[MD] Philosophy and Philosophology

Ham Priday hampday1 at verizon.net
Sun Aug 9 12:29:51 PDT 2009


Greetings, Andre --


> Pirsig suggests that 'Man' as a collection of PoV's is 'a
> participant in the creation of things' (ZMM p 368).
>
> You are assigning to 'man himself' an independent reality.
> This is typical S/O thinking. You thereby suggest that 'Man'
> has absolutely no relationship with/connection with the
> inorganic and organic PoV's from which it is derived.
> This is nonsense.

Andre, I have participated in this forum for six years, and can assure you 
I've read all the items on your qualifications list, including McWatts' 
Ph.D. thesis on the MoQ.  None of this has deterred me from the valuistic 
ontology that has been my pursuit for at least half a century, however.

Your charge that I've suggested "Man has absolutely no 
relationship/connection with the
inorganic and organic" is simply not true.  What I've said is that the human 
being is a dichotomy of proprietary sensibility and otherness (being).  The 
'beingness' contingent of this dichotomy is the perceived physical body 
(constituted of both organic and inorganic matter, incidentally) and the 
material universe on which human being is dependent.  The subjective 
(awareness) contingency IS independent and autonomous, which affords man a 
finite, unbiased "external" perspective of Essential Value and the ability 
to exercise free choice in the life-experience.

> Read Chapter 8 of Lila, Ham.
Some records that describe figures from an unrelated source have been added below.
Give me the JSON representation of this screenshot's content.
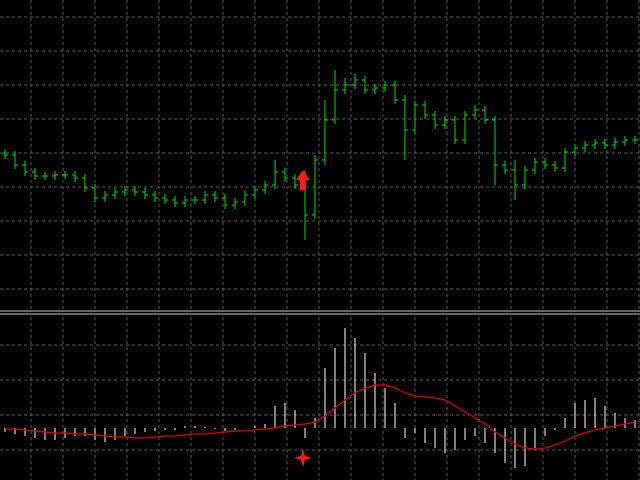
{
  "chart_data": [
    {
      "type": "ohlc",
      "color": "#00e000",
      "grid": true,
      "ylim": [
        0,
        310
      ],
      "open": [
        157,
        155,
        145,
        138,
        134,
        134,
        135,
        135,
        132,
        122,
        112,
        115,
        118,
        120,
        118,
        115,
        112,
        110,
        107,
        110,
        110,
        115,
        112,
        105,
        108,
        115,
        120,
        125,
        138,
        132,
        125,
        95,
        150,
        190,
        220,
        225,
        230,
        220,
        222,
        225,
        210,
        180,
        205,
        195,
        185,
        190,
        170,
        195,
        200,
        190,
        145,
        140,
        125,
        140,
        148,
        145,
        142,
        158,
        162,
        165,
        167,
        165,
        168,
        170
      ],
      "high": [
        161,
        159,
        149,
        142,
        138,
        139,
        139,
        139,
        136,
        126,
        119,
        122,
        124,
        124,
        122,
        119,
        116,
        114,
        114,
        114,
        119,
        119,
        116,
        112,
        119,
        124,
        129,
        150,
        142,
        136,
        140,
        155,
        210,
        240,
        232,
        236,
        234,
        226,
        229,
        229,
        215,
        209,
        209,
        199,
        194,
        194,
        199,
        205,
        204,
        194,
        149,
        150,
        144,
        152,
        152,
        149,
        162,
        166,
        169,
        171,
        171,
        172,
        174,
        174
      ],
      "low": [
        151,
        141,
        134,
        130,
        130,
        130,
        131,
        128,
        118,
        108,
        108,
        111,
        114,
        114,
        111,
        108,
        106,
        103,
        103,
        106,
        106,
        108,
        101,
        101,
        104,
        111,
        116,
        121,
        128,
        121,
        70,
        91,
        145,
        186,
        216,
        221,
        216,
        216,
        218,
        206,
        150,
        176,
        191,
        181,
        181,
        166,
        166,
        191,
        186,
        125,
        136,
        110,
        121,
        136,
        141,
        138,
        138,
        154,
        158,
        161,
        161,
        161,
        164,
        166
      ],
      "close": [
        155,
        145,
        138,
        134,
        134,
        135,
        135,
        132,
        122,
        112,
        115,
        118,
        120,
        118,
        115,
        112,
        110,
        107,
        110,
        110,
        115,
        112,
        105,
        108,
        115,
        120,
        125,
        138,
        132,
        125,
        95,
        150,
        190,
        220,
        225,
        230,
        220,
        222,
        225,
        210,
        180,
        205,
        195,
        185,
        190,
        170,
        195,
        200,
        190,
        145,
        140,
        125,
        140,
        148,
        145,
        142,
        158,
        162,
        165,
        167,
        165,
        168,
        170,
        170
      ]
    },
    {
      "type": "macd",
      "grid": true,
      "ylim": [
        -52,
        113
      ],
      "hist_color": "#ffffff",
      "signal_color": "#e00000",
      "values": [
        -4,
        -6,
        -8,
        -10,
        -12,
        -12,
        -10,
        -8,
        -8,
        -12,
        -14,
        -12,
        -8,
        -6,
        -4,
        -3,
        -2,
        -2,
        2,
        2,
        1,
        -1,
        -3,
        -2,
        0,
        2,
        4,
        22,
        25,
        18,
        -10,
        10,
        60,
        80,
        100,
        90,
        75,
        55,
        40,
        25,
        -10,
        -5,
        -15,
        -20,
        -25,
        -22,
        -12,
        -8,
        -15,
        -25,
        -35,
        -40,
        -38,
        -20,
        -8,
        -2,
        10,
        25,
        28,
        30,
        22,
        15,
        10,
        8
      ],
      "signal": [
        -1,
        -1,
        -2,
        -3,
        -4,
        -5,
        -5,
        -6,
        -6,
        -7,
        -8,
        -9,
        -9,
        -10,
        -10,
        -9,
        -8,
        -8,
        -7,
        -6,
        -6,
        -5,
        -4,
        -3,
        -3,
        -2,
        -1,
        0,
        2,
        3,
        4,
        6,
        12,
        20,
        28,
        35,
        40,
        43,
        43,
        40,
        35,
        32,
        31,
        30,
        28,
        22,
        16,
        10,
        4,
        -4,
        -10,
        -16,
        -20,
        -21,
        -20,
        -17,
        -13,
        -8,
        -5,
        -2,
        0,
        2,
        4,
        6
      ]
    }
  ]
}
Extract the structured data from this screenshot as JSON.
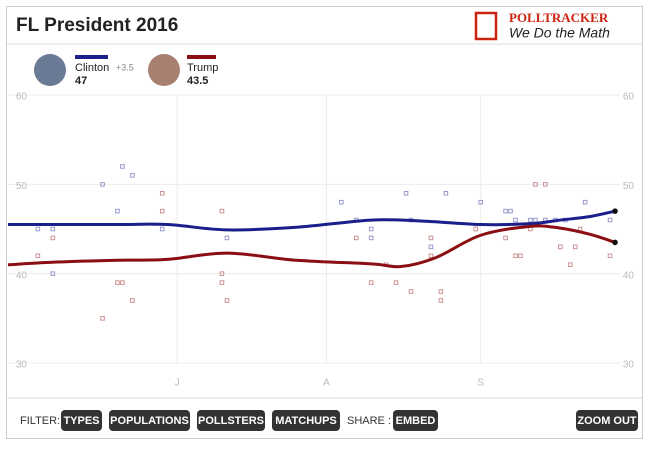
{
  "header": {
    "logo": "POLLTRACKER",
    "tagline": "We Do the Math"
  },
  "toolbar": {
    "filter_label": "FILTER:",
    "filters": [
      "TYPES",
      "POPULATIONS",
      "POLLSTERS",
      "MATCHUPS"
    ],
    "share_label": "SHARE :",
    "share": "EMBED",
    "zoom": "ZOOM OUT"
  },
  "chart_data": {
    "type": "line",
    "title": "FL President 2016",
    "xlim": [
      -34,
      89
    ],
    "xticks": [
      {
        "value": 0,
        "label": "J"
      },
      {
        "value": 30,
        "label": "A"
      },
      {
        "value": 61,
        "label": "S"
      }
    ],
    "ylim": [
      30,
      60
    ],
    "yticks": [
      30,
      40,
      50,
      60
    ],
    "grid": true,
    "series": [
      {
        "name": "Clinton",
        "color": "#1a1f8c",
        "lead": "+3.5",
        "x": [
          -34,
          -24,
          -12,
          -2,
          10,
          24,
          39,
          49,
          61,
          71,
          77,
          83,
          88
        ],
        "values": [
          45.5,
          45.5,
          45.5,
          45.5,
          44.9,
          45.2,
          46.0,
          45.9,
          45.5,
          45.6,
          46.0,
          46.4,
          47
        ],
        "poll_x": [
          -28,
          -25,
          -25,
          -15,
          -12,
          -11,
          -9,
          -3,
          10,
          33,
          36,
          39,
          39,
          46,
          47,
          51,
          54,
          61,
          66,
          67,
          68,
          71,
          72,
          74,
          76,
          78,
          82,
          87
        ],
        "poll_values": [
          45,
          45,
          40,
          50,
          47,
          52,
          51,
          45,
          44,
          48,
          46,
          44,
          45,
          49,
          46,
          43,
          49,
          48,
          47,
          47,
          46,
          46,
          46,
          46,
          46,
          46,
          48,
          46
        ]
      },
      {
        "name": "Trump",
        "color": "#8b0f12",
        "x": [
          -34,
          -24,
          -12,
          -2,
          10,
          24,
          39,
          45,
          52,
          61,
          71,
          77,
          83,
          88
        ],
        "values": [
          41.0,
          41.3,
          41.5,
          41.6,
          42.3,
          41.5,
          41.1,
          40.8,
          41.8,
          44.3,
          45.3,
          45.1,
          44.4,
          43.5
        ],
        "poll_x": [
          -28,
          -25,
          -12,
          -11,
          -9,
          -15,
          -3,
          -3,
          9,
          9,
          9,
          10,
          36,
          39,
          42,
          44,
          47,
          51,
          51,
          53,
          53,
          60,
          66,
          68,
          69,
          71,
          72,
          74,
          77,
          79,
          80,
          81,
          87
        ],
        "poll_values": [
          42,
          44,
          39,
          39,
          37,
          35,
          49,
          47,
          47,
          40,
          39,
          37,
          44,
          39,
          41,
          39,
          38,
          44,
          42,
          38,
          37,
          45,
          44,
          42,
          42,
          45,
          50,
          50,
          43,
          41,
          43,
          45,
          42
        ]
      }
    ]
  }
}
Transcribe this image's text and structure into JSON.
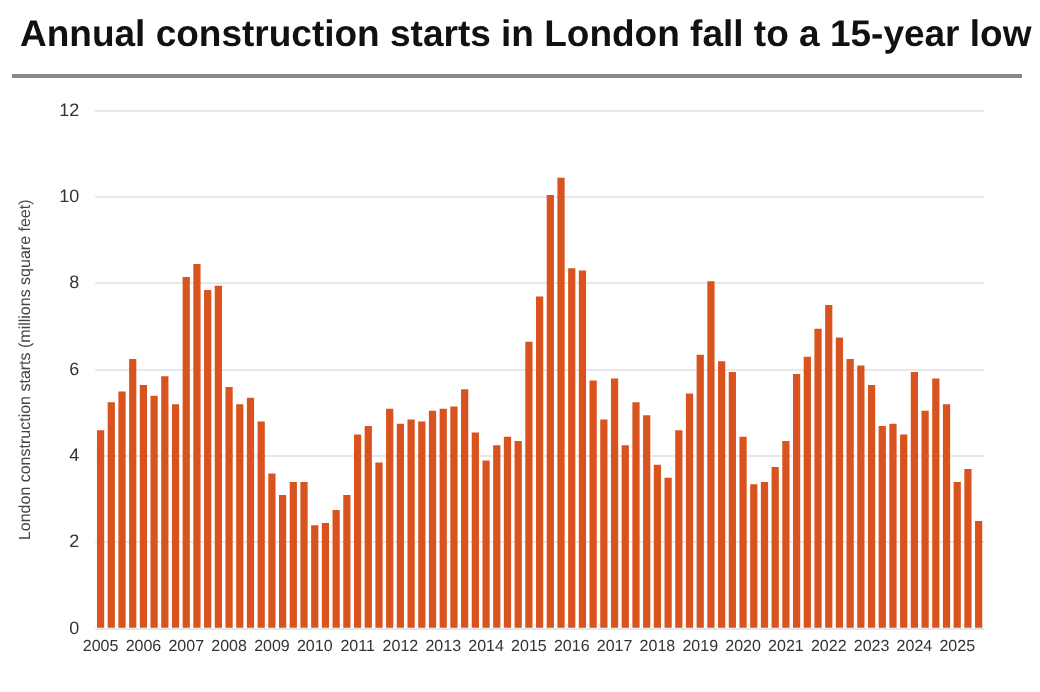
{
  "chart_data": {
    "type": "bar",
    "title": "Annual construction starts in London fall to a 15-year low",
    "ylabel": "London construction starts (millions square feet)",
    "categories": [
      "2005",
      null,
      null,
      null,
      "2006",
      null,
      null,
      null,
      "2007",
      null,
      null,
      null,
      "2008",
      null,
      null,
      null,
      "2009",
      null,
      null,
      null,
      "2010",
      null,
      null,
      null,
      "2011",
      null,
      null,
      null,
      "2012",
      null,
      null,
      null,
      "2013",
      null,
      null,
      null,
      "2014",
      null,
      null,
      null,
      "2015",
      null,
      null,
      null,
      "2016",
      null,
      null,
      null,
      "2017",
      null,
      null,
      null,
      "2018",
      null,
      null,
      null,
      "2019",
      null,
      null,
      null,
      "2020",
      null,
      null,
      null,
      "2021",
      null,
      null,
      null,
      "2022",
      null,
      null,
      null,
      "2023",
      null,
      null,
      null,
      "2024",
      null,
      null,
      null,
      "2025",
      null,
      null
    ],
    "values": [
      4.6,
      5.25,
      5.5,
      6.25,
      5.65,
      5.4,
      5.85,
      5.2,
      8.15,
      8.45,
      7.85,
      7.95,
      5.6,
      5.2,
      5.35,
      4.8,
      3.6,
      3.1,
      3.4,
      3.4,
      2.4,
      2.45,
      2.75,
      3.1,
      4.5,
      4.7,
      3.85,
      5.1,
      4.75,
      4.85,
      4.8,
      5.05,
      5.1,
      5.15,
      5.55,
      4.55,
      3.9,
      4.25,
      4.45,
      4.35,
      6.65,
      7.7,
      10.05,
      10.45,
      8.35,
      8.3,
      5.75,
      4.85,
      5.8,
      4.25,
      5.25,
      4.95,
      3.8,
      3.5,
      4.6,
      5.45,
      6.35,
      8.05,
      6.2,
      5.95,
      4.45,
      3.35,
      3.4,
      3.75,
      4.35,
      5.9,
      6.3,
      6.95,
      7.5,
      6.75,
      6.25,
      6.1,
      5.65,
      4.7,
      4.75,
      4.5,
      5.95,
      5.05,
      5.8,
      5.2,
      3.4,
      3.7,
      2.5
    ],
    "color": "#d9531e",
    "ylim": [
      0,
      12
    ],
    "yticks": [
      0,
      2,
      4,
      6,
      8,
      10,
      12
    ],
    "grid": "y"
  }
}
It starts with: 'The idea that the world is
> composed of nothing but moral value sounds impossible at first'.

Nothing in metaphysics is "impossible", but Pirsig's error is actually 
epistemological rather than philosophical.  "Moral value" is a human 
convention, plain and simple.  The universe does not dictate values or 
morality, nor can value be realized by insentient entities.  It is man who 
brings Value into existence as finite, relational objects and events 
exhibiting a range of qualitative, quantitative, and "moral" properties.

> Must give you two observations though: imho the world does appear
> to evolve (back) toward Quality (i.e Harmony, Good).
>
> The 'human invention bit: well, Pirsig posited it, backed up
> by rediscovering its social roots with the Sophists, cross-referencing
> it with the Tao, the Buddha etc as the oldest idea in the world, and
> applying it within our scientific, S/O dominated  intellect and thereby
> arguing a way of understanding the world which is far more inclusive
> and makes a lot more sense (by denying the primacy of subjects and
> objects and positing Quality as the primary 'source'.

The "world of appearances", to use Hegel's phrase, is experiential 
Existence.  It is man's experience of "otherness" as a dynamic 
cause-and-effect system that is ordered in space,  evolutionary in time, and 
relative to the observer.  I maintain that physical existence is not 
ultimate Reality but, rather, the valuistic construction of the subjective 
mind.

> But, to stretch my point a bit farther, the quantum particle has said
> that it prefers what it does based on a response to quality because
> that particle is part of me ...and you! ( are you happy to be here??
> Arggh lets not get into that one...I hope you follow my reasoning).

This isn't "reasoning", it's euphemizing -- the same kind of analogous prose 
that pervades Pirsig's novels, and which he himself mocks as 
'philosophology'.   Why do you suppose the author refuses to define his 
terms and derides metaphysics?

> I do not know what you mean by 'functional attributes of the material
> universe' not 'cosmic role for human beings'. Again you separate
> out objective and subjective while the MoQ clearly identifies material/
> substance (objective) with inorganic PoV's and human beings (subjective)
> with organic PoV's ,the only difference being their different evolutionary
> levels. And this is what leads Pirsig to , then, suggest that 'Mind is
> contained in static inorganic patterns. Matter is containd in static
> intellectual patterns...and capable of each containing to other without
> contradiction'. (Lila, p 159)

Andre, to dismiss the S/O division of existence is sheer folly.  We all live 
as subjects relative to an objective world.  It is the natural order of 
existence.  Without a subject the world would not exist. Without objects 
human beings would be incapable of discerning Value.  Only through this 
dichotomous relationship can man assume the role of "value agent" in the 
universe.  Can you not appreciate the meaning of this concept?

> Ham:
> Looking for more sensible insight,
>
> Andre:
> Only if you are willing to see and hear Ham.

Believe me, I am willing, Andre.
But what I see and hear on the MD has been anything but sensible.